Чижевская считала, что конфликт возник на почве ревности, а это
свидетельствовало не в пользу Ларисы, которой она симпатизировала.
- Ревность - это понятно. Это объясняет все, или почти все, словно в
раздумье сказал Билякевич. - Но мы не сможем согласиться с версией
Чижевской: мешает "Канон" Авиценны. Так, Алексей Алексеевич?
Мандзюк промолчал.
Билякевич вернулся на свое место, снова забарабанил по столу.
- Вот теперь кому-то из вас надо встретиться с Ларисой, поговорить.
Разумеется, беседа будет не из легких. Очевидно, Лариса убеждена, если не
в своей правоте, то в защищенности, во всяком случае. - Билякевич
вопросительно посмотрел на Алексея, а затем на Валентина.
- Не получаются у меня доверительные разговоры с женщинами, -
торопливо сказал Мандзюк. - Особенно с незнакомыми: внешность моя
настораживает, а голос даже пугает. Притом, чем мягче стараюсь говорить,
тем больше они настораживаются. Так что лучше поручите мне Бокова: с ним я
найду подходящий тон и тему разговора.
- Валентин Георгиевич, по-моему, и вы уже не горите желанием
встретиться с Ларисой, - обратился Билякевич к Ляшенко.
- Нет, почему же! Если надо... Но мне кажется, что с учетом всех
обстоятельств, с Ларисой должна говорить женщина.
- А если поручить это Юрко? - предложил Мандзюк.
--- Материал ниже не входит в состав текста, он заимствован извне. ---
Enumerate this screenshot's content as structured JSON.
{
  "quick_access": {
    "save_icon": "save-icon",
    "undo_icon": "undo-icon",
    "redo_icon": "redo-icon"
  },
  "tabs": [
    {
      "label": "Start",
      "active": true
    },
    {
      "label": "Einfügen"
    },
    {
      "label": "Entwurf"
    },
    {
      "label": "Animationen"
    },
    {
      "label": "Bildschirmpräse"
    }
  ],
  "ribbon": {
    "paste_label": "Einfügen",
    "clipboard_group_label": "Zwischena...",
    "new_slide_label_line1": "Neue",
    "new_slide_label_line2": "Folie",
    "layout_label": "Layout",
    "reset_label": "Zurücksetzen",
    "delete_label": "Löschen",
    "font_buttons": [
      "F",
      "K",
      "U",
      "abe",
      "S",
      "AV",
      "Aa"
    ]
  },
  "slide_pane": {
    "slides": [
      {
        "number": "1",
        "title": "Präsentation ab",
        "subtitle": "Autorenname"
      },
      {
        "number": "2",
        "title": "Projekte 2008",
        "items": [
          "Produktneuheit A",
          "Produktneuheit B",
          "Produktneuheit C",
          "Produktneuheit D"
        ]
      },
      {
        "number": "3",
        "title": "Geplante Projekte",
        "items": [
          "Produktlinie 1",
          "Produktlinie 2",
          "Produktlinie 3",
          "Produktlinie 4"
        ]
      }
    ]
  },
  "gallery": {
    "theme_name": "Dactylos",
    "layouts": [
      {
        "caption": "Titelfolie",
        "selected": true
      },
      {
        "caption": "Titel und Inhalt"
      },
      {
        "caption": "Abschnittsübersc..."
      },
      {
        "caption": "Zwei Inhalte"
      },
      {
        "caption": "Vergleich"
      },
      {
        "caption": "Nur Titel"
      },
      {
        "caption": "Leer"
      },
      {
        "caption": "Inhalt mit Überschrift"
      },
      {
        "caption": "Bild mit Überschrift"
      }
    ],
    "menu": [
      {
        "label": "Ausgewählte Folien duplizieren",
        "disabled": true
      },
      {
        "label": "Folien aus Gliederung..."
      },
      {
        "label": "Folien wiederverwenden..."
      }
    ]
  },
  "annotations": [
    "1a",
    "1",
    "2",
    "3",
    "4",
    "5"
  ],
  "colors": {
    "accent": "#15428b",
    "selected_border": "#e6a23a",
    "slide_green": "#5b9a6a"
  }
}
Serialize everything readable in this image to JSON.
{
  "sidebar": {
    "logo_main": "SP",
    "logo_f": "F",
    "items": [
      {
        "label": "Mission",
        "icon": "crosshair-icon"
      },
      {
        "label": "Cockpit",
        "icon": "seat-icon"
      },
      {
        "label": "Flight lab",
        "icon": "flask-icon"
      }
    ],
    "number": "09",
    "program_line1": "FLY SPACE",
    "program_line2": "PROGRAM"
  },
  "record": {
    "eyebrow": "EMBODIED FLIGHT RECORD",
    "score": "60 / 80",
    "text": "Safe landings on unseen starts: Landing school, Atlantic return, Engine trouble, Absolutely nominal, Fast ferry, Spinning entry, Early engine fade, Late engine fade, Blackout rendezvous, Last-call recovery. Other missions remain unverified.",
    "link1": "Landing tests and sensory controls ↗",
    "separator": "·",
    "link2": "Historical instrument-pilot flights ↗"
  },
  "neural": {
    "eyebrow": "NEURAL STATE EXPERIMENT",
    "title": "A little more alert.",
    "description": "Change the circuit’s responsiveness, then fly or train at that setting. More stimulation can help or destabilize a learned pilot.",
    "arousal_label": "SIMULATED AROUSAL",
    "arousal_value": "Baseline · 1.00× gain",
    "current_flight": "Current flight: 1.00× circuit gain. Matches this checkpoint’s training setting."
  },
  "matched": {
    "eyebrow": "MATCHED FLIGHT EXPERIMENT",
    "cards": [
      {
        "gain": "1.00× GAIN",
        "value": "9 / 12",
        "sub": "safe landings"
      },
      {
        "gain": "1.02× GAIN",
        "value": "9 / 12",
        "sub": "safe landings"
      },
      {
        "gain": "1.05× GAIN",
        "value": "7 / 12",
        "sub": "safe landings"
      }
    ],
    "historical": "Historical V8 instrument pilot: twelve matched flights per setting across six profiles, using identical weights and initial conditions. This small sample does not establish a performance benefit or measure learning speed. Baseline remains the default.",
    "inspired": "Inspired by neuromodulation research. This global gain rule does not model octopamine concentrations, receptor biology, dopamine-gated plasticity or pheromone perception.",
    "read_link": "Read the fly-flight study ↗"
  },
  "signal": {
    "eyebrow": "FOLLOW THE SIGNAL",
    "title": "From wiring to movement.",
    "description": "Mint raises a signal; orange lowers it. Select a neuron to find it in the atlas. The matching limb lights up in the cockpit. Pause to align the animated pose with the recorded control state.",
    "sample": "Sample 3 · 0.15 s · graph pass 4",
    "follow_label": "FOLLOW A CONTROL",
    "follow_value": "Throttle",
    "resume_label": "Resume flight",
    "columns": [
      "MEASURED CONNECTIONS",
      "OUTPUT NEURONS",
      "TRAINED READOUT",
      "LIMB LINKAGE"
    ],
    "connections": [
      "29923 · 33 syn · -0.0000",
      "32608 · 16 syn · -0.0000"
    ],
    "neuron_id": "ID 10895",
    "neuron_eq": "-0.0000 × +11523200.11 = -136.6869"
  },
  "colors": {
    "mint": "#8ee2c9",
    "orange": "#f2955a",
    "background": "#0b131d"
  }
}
- Лучшей кандидатуры не подберешь! - поддержал его Ляшенко. - Галочка
сумеет.
- Сумеет, если вы поможете, - резюмировал Билякевич, - Юрко придется
коснуться неприятных для девушки тем: смерти отца, отношений с мачехой,
тем же Боковым. Тут надо быть предельно деликатной и, по возможности,
отсечь все, что не имеет прямого отношения к конфликту на автостоянке. Но
чтобы отсечь несущественное для дела, мы должны определить, что отсекать.
Поэтому следует получить как можно более полную информацию о Ларисе и
окружающих ее людях...
В этом смысле беседа с Инной Антоновной Билан - старшим
преподавателем кафедры неврологии и ординатором областной клинической
больницы - имела немаловажное значение. Но надо было учитывать, что Инна
Антоновна не очень охотно согласилась на встречу с сотрудником милиции.
Акопян характеризовал ее как прямодушного, не способного на ложь человека.
Однако Ляшенко усомнился в этом после того, как выяснил, что первого июля
Инна Антоновна не была со своими австрийскими коллегами, а вчера не
принимала никаких экзаменов. Несомненно, у нее были причины не спешить
знакомиться с капитаном милиции Ляшенко.
Валентин рассчитывал, что выяснит эти причины в ходе предстоящей
беседы, примерный план которой заранее обдумал. Однако ошибся в своих
расчетах: Инна Антоновна оказалась весьма проницательным человеком, что в
полной мере он оценил не сразу...
Она встретила Ляшенко сдержанно, но вежливо, не подчеркивая, что
воспринимает его только как официальное лицо, но вместе с тем давая
понять, что готова к серьезной беседе, о содержании которой догадывается.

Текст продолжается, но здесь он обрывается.